Six Feet In Diameter example essay topic
It will grow up to about ten feet tall and a foot in diameter. The spines are dense and usually reddish. The longest stem may get up to five inches long. They flower in late spring early summer, right after the winter rains. They are called Compass Barrel because of their barrel shape and because as they grow they learn towards the southwest to maximize the amount of sunlight they receive.
The Apache Plume is an evergreen shrub, and a member of the Rose Family. It can grow us to six feet high. It also has numerous branched at the base. Its small grayish, downy leaves are divided into linear division, attached alternately on slender stems. They are about three fourths inches long and curved slightly downward.

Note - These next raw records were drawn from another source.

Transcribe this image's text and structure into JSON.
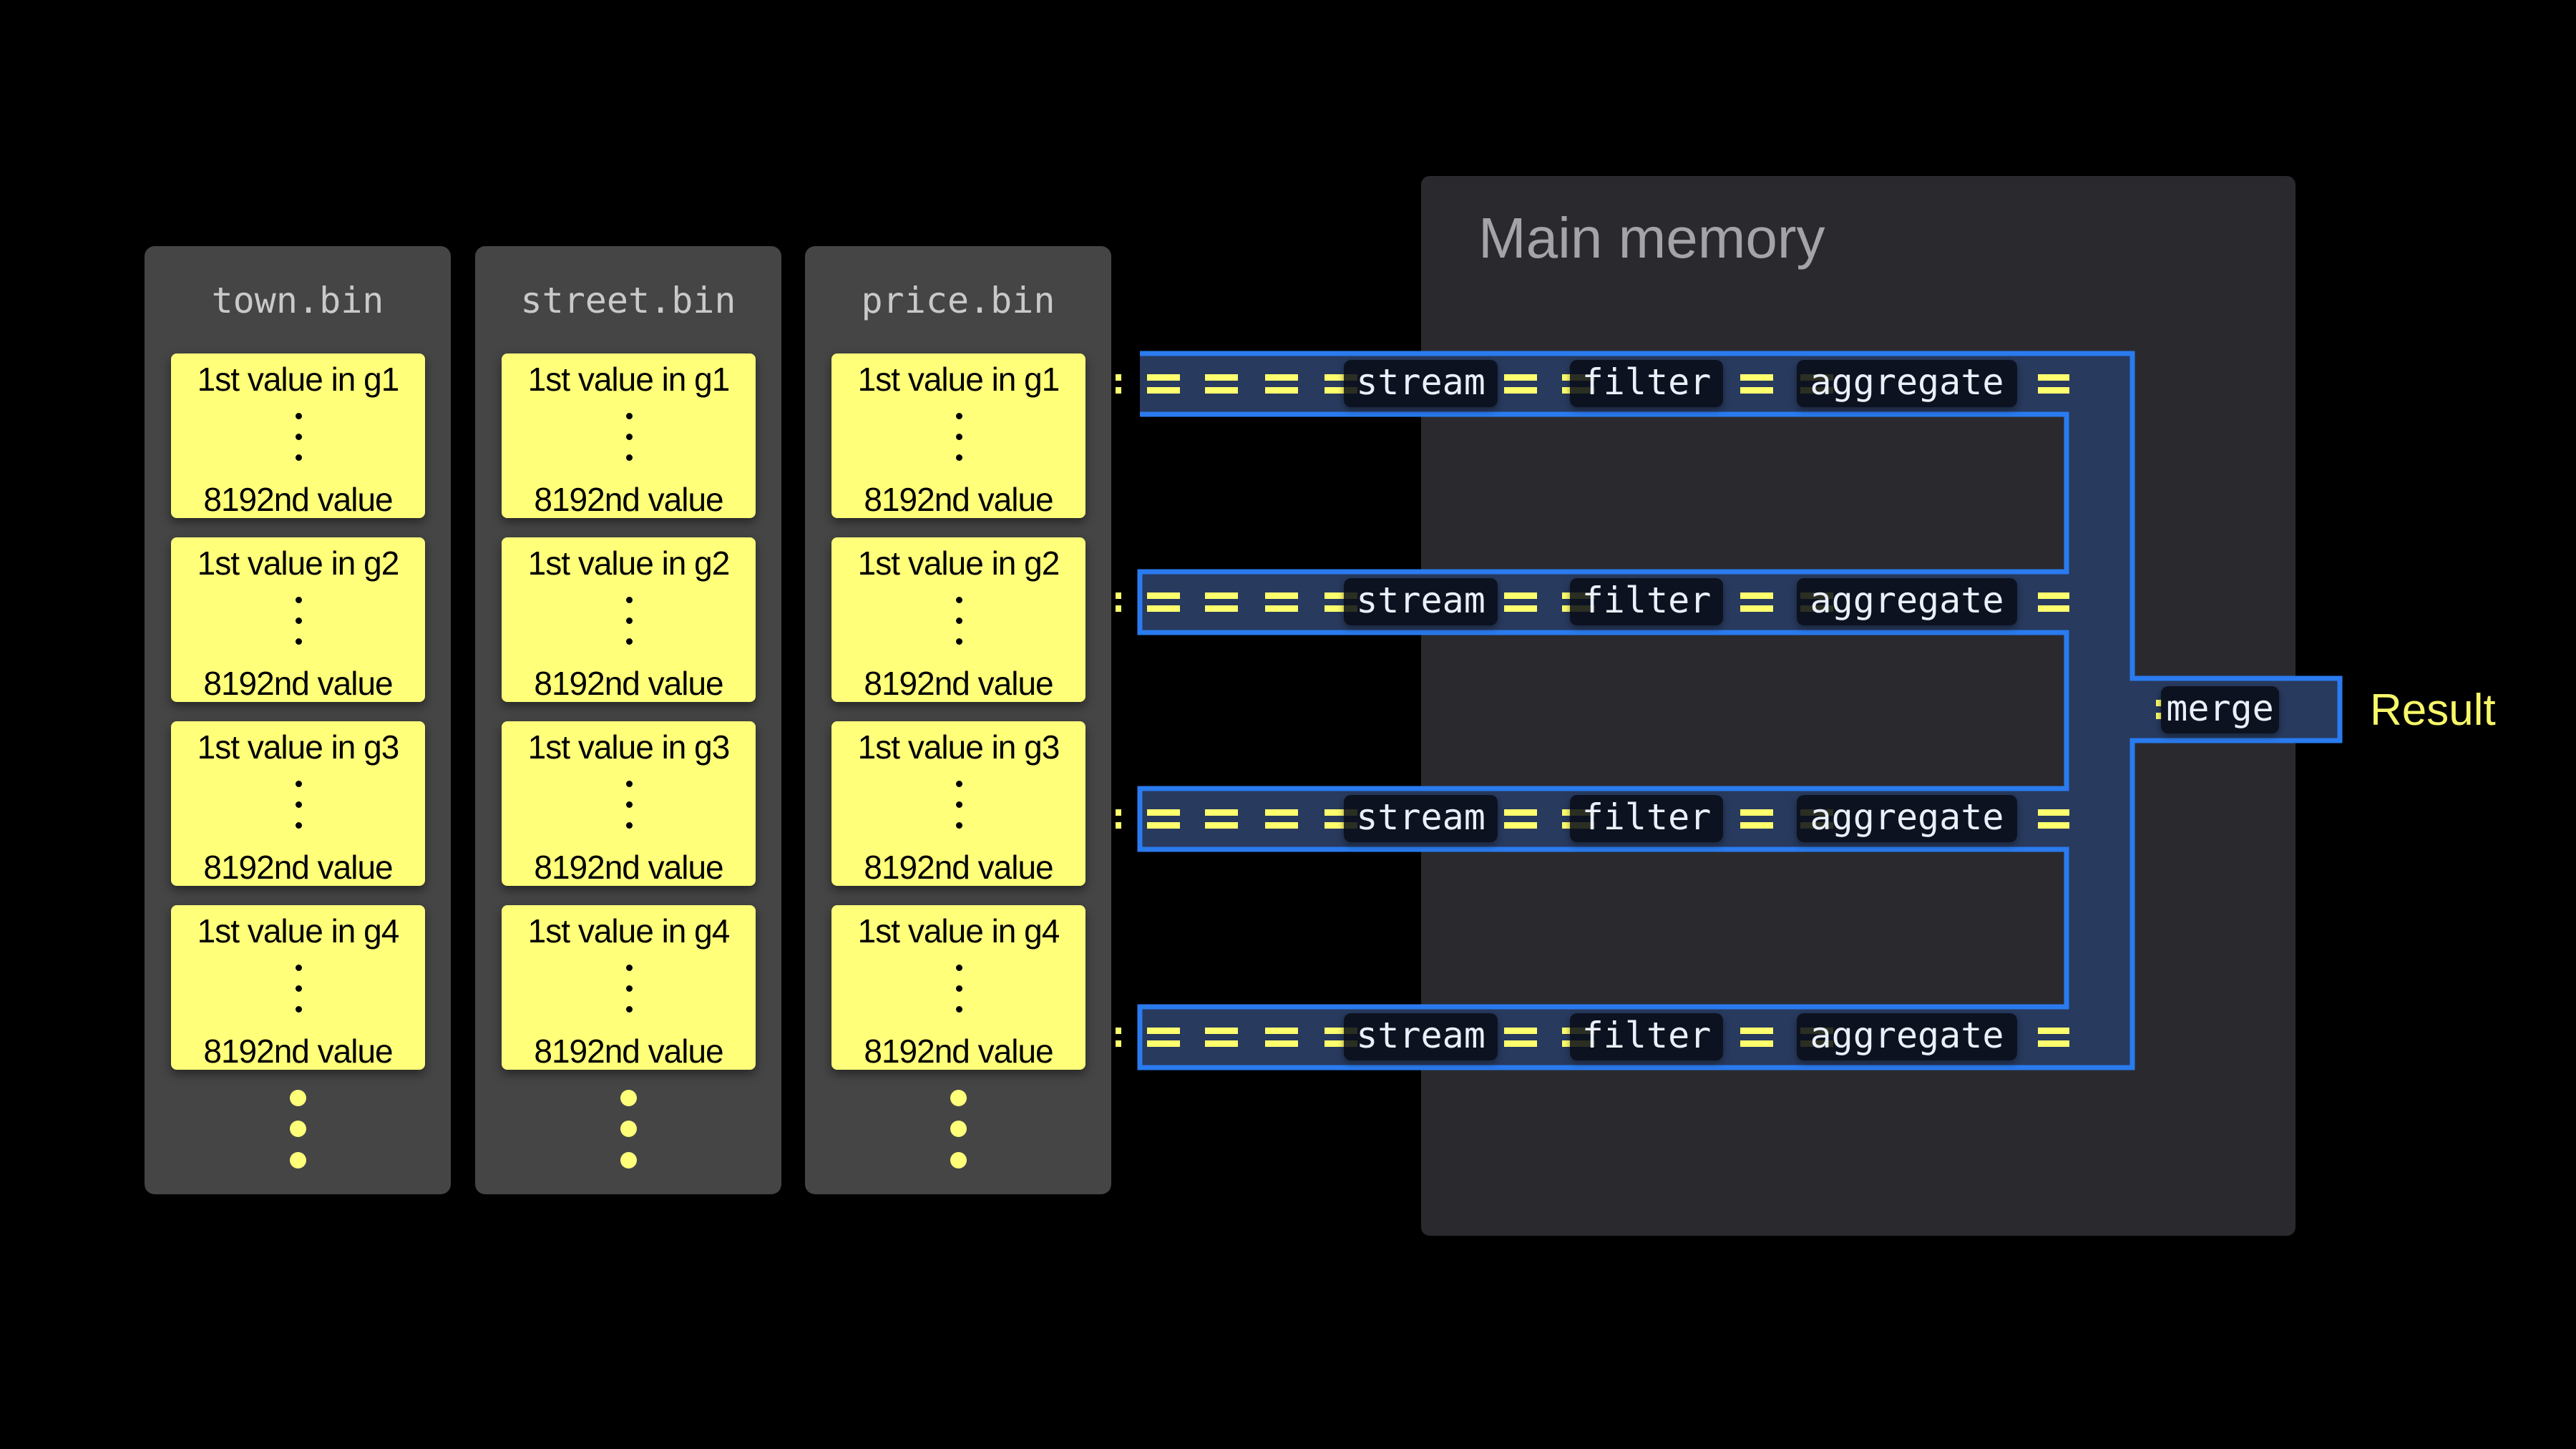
{
  "files": [
    {
      "name": "town.bin"
    },
    {
      "name": "street.bin"
    },
    {
      "name": "price.bin"
    }
  ],
  "granules": [
    {
      "first": "1st value in g1",
      "last": "8192nd value"
    },
    {
      "first": "1st value in g2",
      "last": "8192nd value"
    },
    {
      "first": "1st value in g3",
      "last": "8192nd value"
    },
    {
      "first": "1st value in g4",
      "last": "8192nd value"
    }
  ],
  "main_memory": {
    "title": "Main memory"
  },
  "pipeline": {
    "lanes": 4,
    "stages": [
      "stream",
      "filter",
      "aggregate"
    ],
    "merge": "merge",
    "result": "Result"
  },
  "colors": {
    "granule": "#ffff7a",
    "file_panel": "#454545",
    "memory_panel": "#2a2a2e",
    "pipe_fill": "#283a5e",
    "pipe_border": "#2a7bef",
    "flow_dash": "#ffff6e",
    "result": "#f7f76a"
  }
}
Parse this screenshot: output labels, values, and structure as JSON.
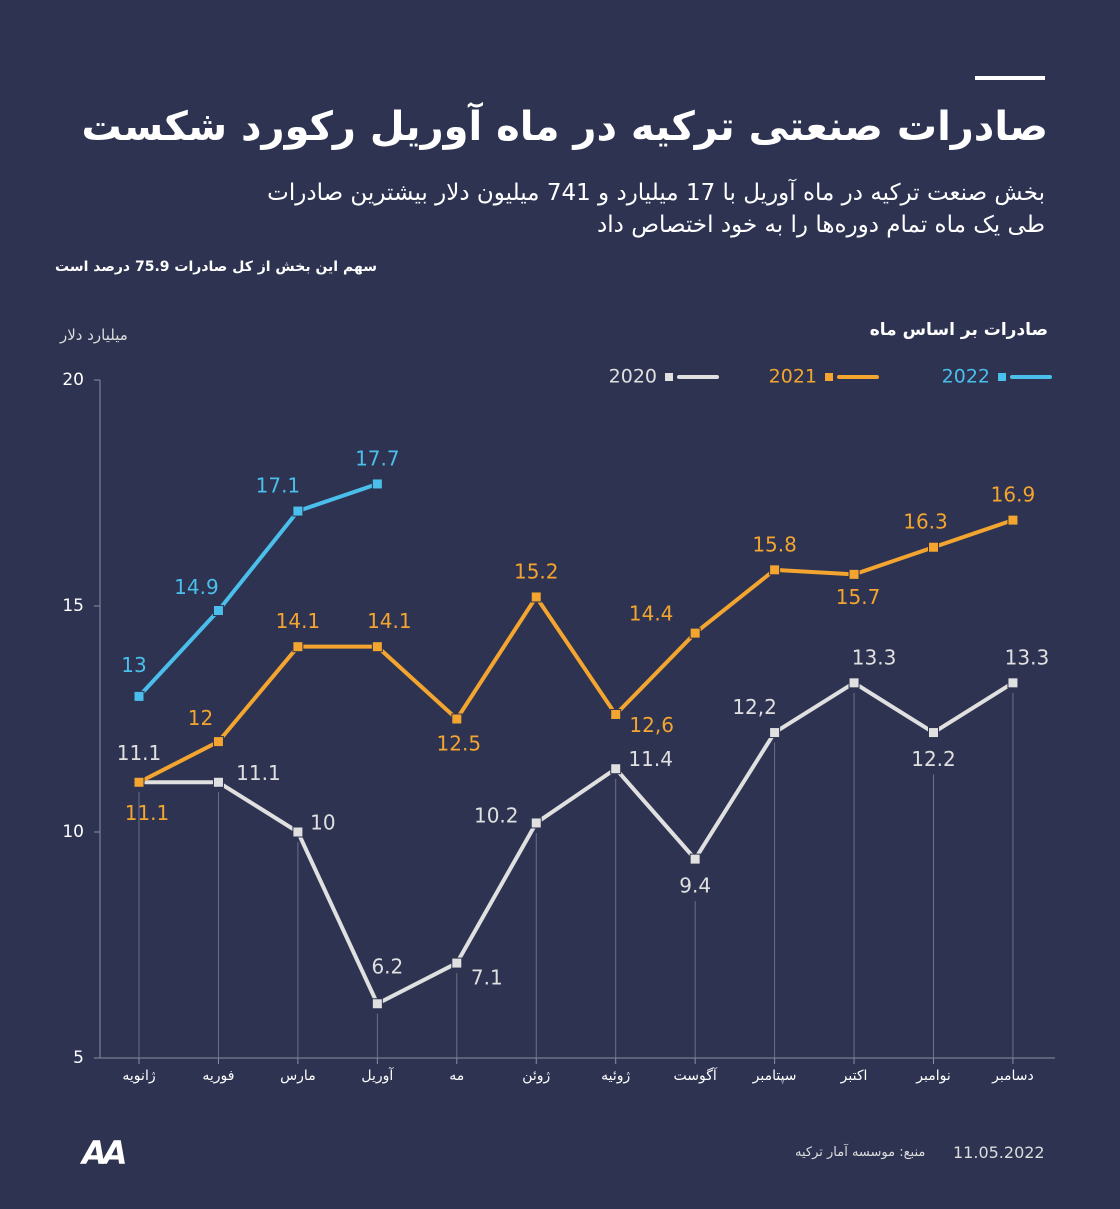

Turpentine Bush grows in the late fall, and is covered with lemon-yellow blooms at the ends of its stiff stems. It grows less that three feet tall and up to five feet wide, but in good garden soil it will grow more upright. The leaves are covered with a sticky resin and smell like turpentine when they are crushed. In a garden, water sparingly to keep it small and compact, then you might want to shear it for the same reason. One of the most characteristic features in North America's hot deserts is the Creosote Bush. It is one of the best examples of a plant that tolerates arid conditions simply by its toughness.
It will compete with other plants aggressively for water, and it usually wins. The Desert Willow is a shrub or small tree that grows to a height of at least twenty-five feet. The trunk will grow up to six feet in diameter and is dark brown and has scaly bark. The leaves are narrow alternate, and light green and three to six inches long with very pointed ends.
Dwarf Plumbago is bronzy-green to green leaves set off deep blue flowers. Has a dense collection of wiry erect stems from rapidly spreading underground stems. It will flower in mid to late summers. It grows about ten to sixteen inches high, and about twelve inches wide.
White Yarrow is a creamy white flower and is naturalized throughout the United States. It can be used in areas requiring erosion control, and can be mowed to form a tough ground cover; it also makes a good cut flower. The Desert Milkweed has leaves that do not last very long, and the clusters of grayish green stems are the most characteristic appearance of this plant. The monarch butterflies use the desert milkweed as an important food source. This is next flower is the Desert Broom it is about four to five feet tall, and is considered a shrub, and is inconspicuous. There are white seeds that sometimes seem like an autumn snowdrift in the desert.
These plants are leafless, with green stems doing the work of photosynthesis. It is called the desert broom because Indians and pioneers sometimes used branches and brooms. Jumping Cholla is a very spiny cactus, and it is normally a shrub, but it can be a tree sometimes, with irregularly jointed branches. They are very painful and difficult if you ever have to remove them. A cholla is a term applied to various shrubby cacti with segmented branches. This is the largest cholla attaining a height of up to fifteen feet and growing as much as six feet wide.
Out of all the yuccas the largest of them all is the Joshua Tree and it only grows in the Mojave Desert. It grows nowhere else in the world. The height varies from about fifteen to forty feet with a diameter of one to three feet. It is illegal to have as a plant in your back yard.